Edit: I began researching relational division, and I think that is relevant here, but perhaps not in the context I am thinking. To give this more context, here is the business case I am trying to solve.

I have a set of Promotions that can have any number of UPCs in them. I'm trying to find promotions that have exactly the same set of UPCs in them. A lot of the solutions I'm seeing rely on using count(*). So - just some context for anyone looking at this. Thanks!




Solution

So @Neil McGuigan's comment about relational division lead me to this article.

I found the example of "Todd's Division - Dwain.C 1" to be performant and give me the results I was looking for.

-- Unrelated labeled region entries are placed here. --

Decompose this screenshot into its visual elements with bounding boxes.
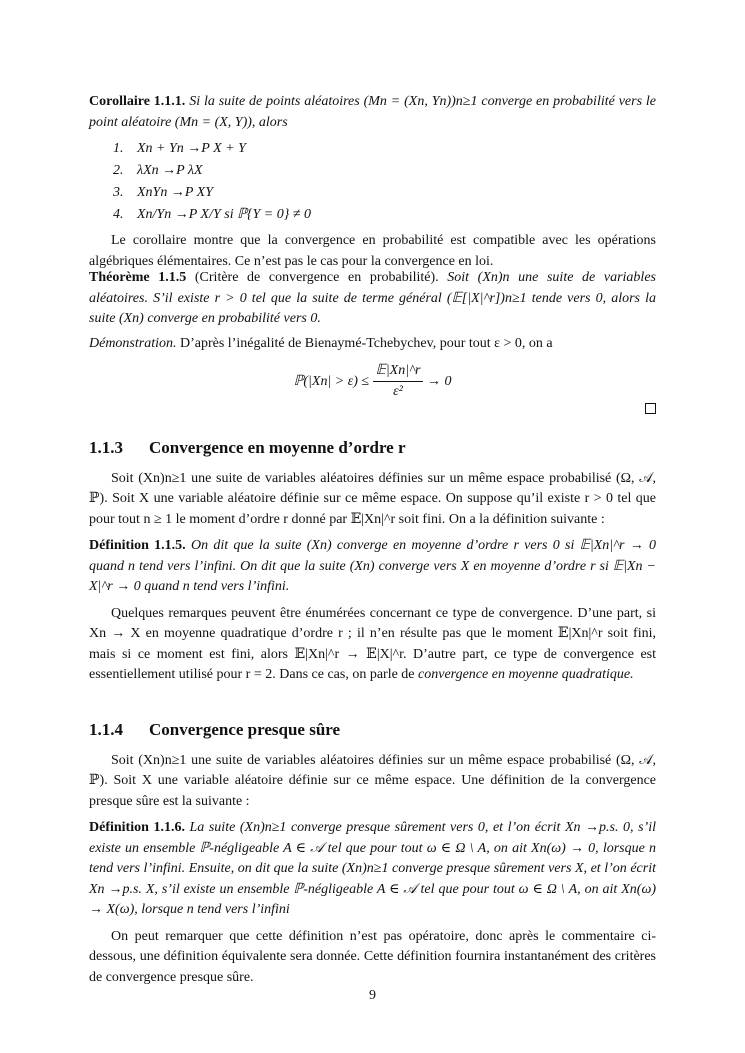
theorem-text: Soit (Xn)n une suite de variables aléatoires. S’il existe r > 0 tel que la suite de terme général (𝔼[|X|^r])n≥1 tende vers 0, alors la suite (Xn) converge en probabilité vers 0. [89,270,656,326]
section-heading: 1.1.3 Convergence en moyenne d’ordre r [89,438,406,457]
section-intro: Soit (Xn)n≥1 une suite de variables aléatoires définies sur un même espace probabilisé (Ω, 𝒜, ℙ). Soit X une variable aléatoire définie sur ce même espace. On suppose qu’il existe r > 0 tel que pour tout n ≥ 1 le moment d’ordre r donné par 𝔼|Xn|^r soit fini. On a la définition suivante : [89,470,656,527]
proof-text: D’après l’inégalité de Bienaymé-Tchebychev, pour tout ε > 0, on a [180,336,553,351]
section-1-1-3 [89,438,656,686]
list-item: 3. XnYn →P XY [113,185,213,200]
corollary-statement [89,92,656,133]
list-item: 2. λXn →P λX [113,163,203,178]
section-remarks: Quelques remarques peuvent être énumérées concernant ce type de convergence. D’une part, si Xn → X en moyenne quadratique d’ordre r ; il n’en résulte pas que le moment 𝔼|Xn|^r soit fini, mais si ce moment est fini, alors 𝔼|Xn|^r → 𝔼|X|^r. D’autre part, ce type de convergence est essentiellement utilisé pour r = 2. Dans ce cas, on parle de convergence en moyenne quadratique. [89,605,656,682]
definition-1-1-6: Définition 1.1.6. La suite (Xn)n≥1 converge presque sûrement vers 0, et l’on écrit Xn →p.s. 0, s’il existe un ensemble ℙ-négligeable A ∈ 𝒜 tel que pour tout ω ∈ Ω \ A, on ait Xn(ω) → 0, lorsque n tend vers l’infini. Ensuite, on dit que la suite (Xn)n≥1 converge presque sûrement vers X, et l’on écrit Xn →p.s. X, s’il existe un ensemble ℙ-négligeable A ∈ 𝒜 tel que pour tout ω ∈ Ω \ A, on ait Xn(ω) → X(ω), lorsque n tend vers l’infini [89,820,656,917]
proof-label: Démonstration. [89,336,177,351]
section-closing: On peut remarquer que cette définition n’est pas opératoire, donc après le commentaire ci-dessous, une définition équivalente sera donnée. Cette définition fournira instantanément des critères de convergence presque sûre. [89,928,656,985]
theorem-title: (Critère de convergence en probabilité). [194,270,439,285]
qed-square-icon [645,403,656,414]
proof-equation: ℙ(|Xn| > ε) ≤ $\frac{\text{𝔼|Xn|\textasciicircum{}r}}{\text{ε²}}$ → 0 [89,361,656,403]
theorem-label: Théorème 1.1.5 [89,270,187,285]
proof [89,334,656,403]
corollary-label: Corollaire 1.1.1. [89,94,186,109]
page-number: 9 [369,988,376,1003]
section-heading: 1.1.4 Convergence presque sûre [89,720,341,739]
theorem [89,268,656,330]
fraction: $\frac{\text{𝔼|Xn|\textasciicircum{}r}}{\text{ε²}}$ [373,361,424,403]
list-item: 4. Xn/Yn →P X/Y si ℙ{Y = 0} ≠ 0 [113,207,312,222]
list-item: 1. Xn + Yn →P X + Y [113,141,246,156]
corollary-remark: Le corollaire montre que la convergence en probabilité est compatible avec les opérations algébriques élémentaires. Ce n’est pas le cas pour la convergence en loi. [89,233,656,269]
section-1-1-4 [89,720,656,988]
corollary-text: Si la suite de points aléatoires (Mn = (Xn, Yn))n≥1 converge en probabilité vers le point aléatoire (Mn = (X, Y)), alors [89,94,657,130]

This is the example from the article that I pretty much used verbatim except for field/table names:

-- Todd's Division - Dwain.C 1
SELECT j.ProjectID, s.ResourceID
FROM #ProjectTasks j
JOIN #ResourceTasks s ON j.TaskID = s.TaskID
JOIN
(
    SELECT ProjectID, c_res=COUNT(*)
    FROM #ProjectTasks
    GROUP BY ProjectID
) c ON j.ProjectID = c.ProjectID
GROUP BY j.ProjectID, ResourceID
HAVING COUNT(*) = MAX(c_res)
ORDER BY j.ProjectID, ResourceID;

Thank you for the rest of the suggestions, they didn't quite get me there, but ultimately I found a solution.